Am Hauptbahnhof stecken hunderte Passanten an den Ampeln und Straßenbahn-Haltestellen fest. Die Fahrbahn hingegen ist vergleichsweise frei. Die Motoren heulen auf, hier sollte jetzt besser keine Radarfalle blitzen. Auf dem Augustusplatz dröhnt Bruce Springsteen aus den Lautsprechern. Er singt davon, „Tougher Than The Rest“ zu sein. „Was für eine geile Party!“, begrüßt Präsi Waldi die Menge. Er bedankt sich bei Polizei und Verkehrsbetrieben, mahnt, keinen Abfall liegen zu lassen und kündigt den Starredner an: Michael Ahlsdorf, Chefredakteur der „ Bikers News “, eines Magazins, dem momentan der Verlag fehlt. „Aus unseren Auspuffen kommt keine Musik“: Ahlsdorf tritt allerdings auf die Bremse: Der Bundesrat fordere kein grundsätzliches Fahrverbot, klärt er auf, auch nicht zeitweilig, sondern wolle die Möglichkeit schaffen, zum Lärmschutz zeitlich begrenzt bestimmte Strecken zu sperren. „So was kann man überleben“, findet er.
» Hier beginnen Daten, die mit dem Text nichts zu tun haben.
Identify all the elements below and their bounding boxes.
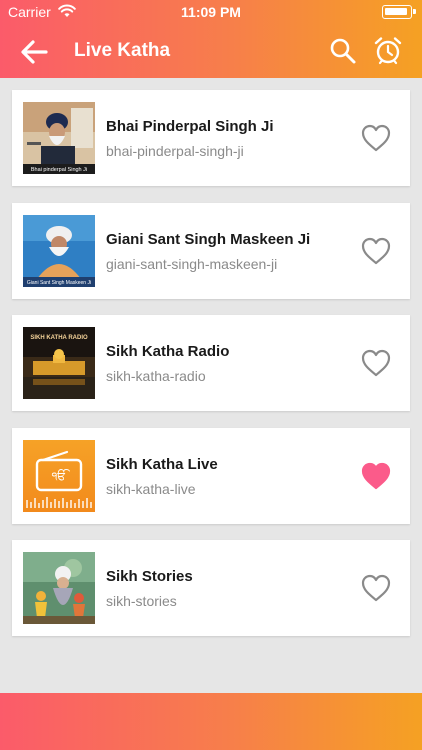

Und das mit dem Soundmanagement sei ja ehrlich gesagt so eine Sache. Das Ganze ist ein bisschen wie die Abgas-Schummelei bei VW, nur legal: Klappenauspuffe lassen Motorräder bei einer geforderten Geschwindigkeit leise bleiben, aber erst recht dröhnen, wenn man stärker aufs Gas geht. „Es bringt nichts, wenn wir uns wie Halbstarke benehmen. Dann werden wir auch wie Halbstarke behandelt“, sagt Ahlsdorf. „Aus unseren Auspuffen kommt keine Musik.“
Dafür aus den Lautsprechern: AC/DC, „Highway To Hell“. Waldi verkündet die offizielle Teilnehmerzahl, und in einem Hupkonzert endet die geile Party, Pardon: die Demo, bei der 16 500 Motoren gegen den Lärmschutz aufgeheult haben.